In Ontario, our crop distribution will be an intriguing mix. With 1.12 million acres of wheat and a finite supply of Ontario acres, how will corn and soybean acres pan out in 2021? Will there be 2.1 million acres of corn and 3.0 million acres of soybeans in Ontario or does that big wheat number impact the number of soybeans instead of corn. Or does $15.50 new crop pricing for soybeans steal from corn acres. Or will weather determine the crop mix, as in if we have another 2019 spring, which was abysmally wet, do corn acres suffer?
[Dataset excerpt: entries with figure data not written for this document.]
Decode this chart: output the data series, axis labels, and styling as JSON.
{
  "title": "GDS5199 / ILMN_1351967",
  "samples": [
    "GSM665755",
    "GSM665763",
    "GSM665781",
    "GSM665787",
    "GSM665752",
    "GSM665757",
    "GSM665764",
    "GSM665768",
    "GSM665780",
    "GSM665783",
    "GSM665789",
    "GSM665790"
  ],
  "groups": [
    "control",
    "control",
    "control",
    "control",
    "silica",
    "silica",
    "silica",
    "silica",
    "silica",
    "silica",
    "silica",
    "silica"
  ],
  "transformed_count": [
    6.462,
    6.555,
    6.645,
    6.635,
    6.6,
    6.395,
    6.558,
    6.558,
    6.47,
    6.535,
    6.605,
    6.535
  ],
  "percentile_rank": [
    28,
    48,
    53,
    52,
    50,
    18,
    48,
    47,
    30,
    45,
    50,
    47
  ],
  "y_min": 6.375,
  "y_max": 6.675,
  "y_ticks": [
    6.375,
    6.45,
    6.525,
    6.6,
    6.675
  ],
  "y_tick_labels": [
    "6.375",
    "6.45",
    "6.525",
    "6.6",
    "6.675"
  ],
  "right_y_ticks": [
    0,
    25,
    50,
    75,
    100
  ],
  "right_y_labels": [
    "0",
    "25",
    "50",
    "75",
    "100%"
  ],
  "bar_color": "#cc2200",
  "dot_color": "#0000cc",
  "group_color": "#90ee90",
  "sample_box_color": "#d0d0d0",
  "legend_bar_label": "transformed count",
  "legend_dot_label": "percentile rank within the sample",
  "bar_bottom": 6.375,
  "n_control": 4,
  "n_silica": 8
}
It’s all in the mix and basis levels will surely flex based on that reality.
Geopolitical events and Covid will certainly weigh in going forward. Vaccinations are lagging in Canada, western Europe and other parts of the world, not so much in the United States. If this eventually translates into good news to a post Covid world, pent up demand will likely give effervescence to global markets. On the other hand, if Covid continues to linger, the economic response will be tempered. On top of this will China once again enter the corn market to buy a billion bushels of American corn. Oh, so much to think about.
As we move ahead, the challenge for Ontario farmers will be to balance all of these market factors. New crop Ontario soybeans of $13, $14 and $15 as of April 1st are all in the rear-view mirror, six months ago, something that would have been unheard of. From a marketing perspective, it’s important to keep that in mind. Historical and seasonal perspective is always important. This maybe an outlier year like no other, or not. As always, risk management never grows old. There will be many grain marketing opportunities ahead.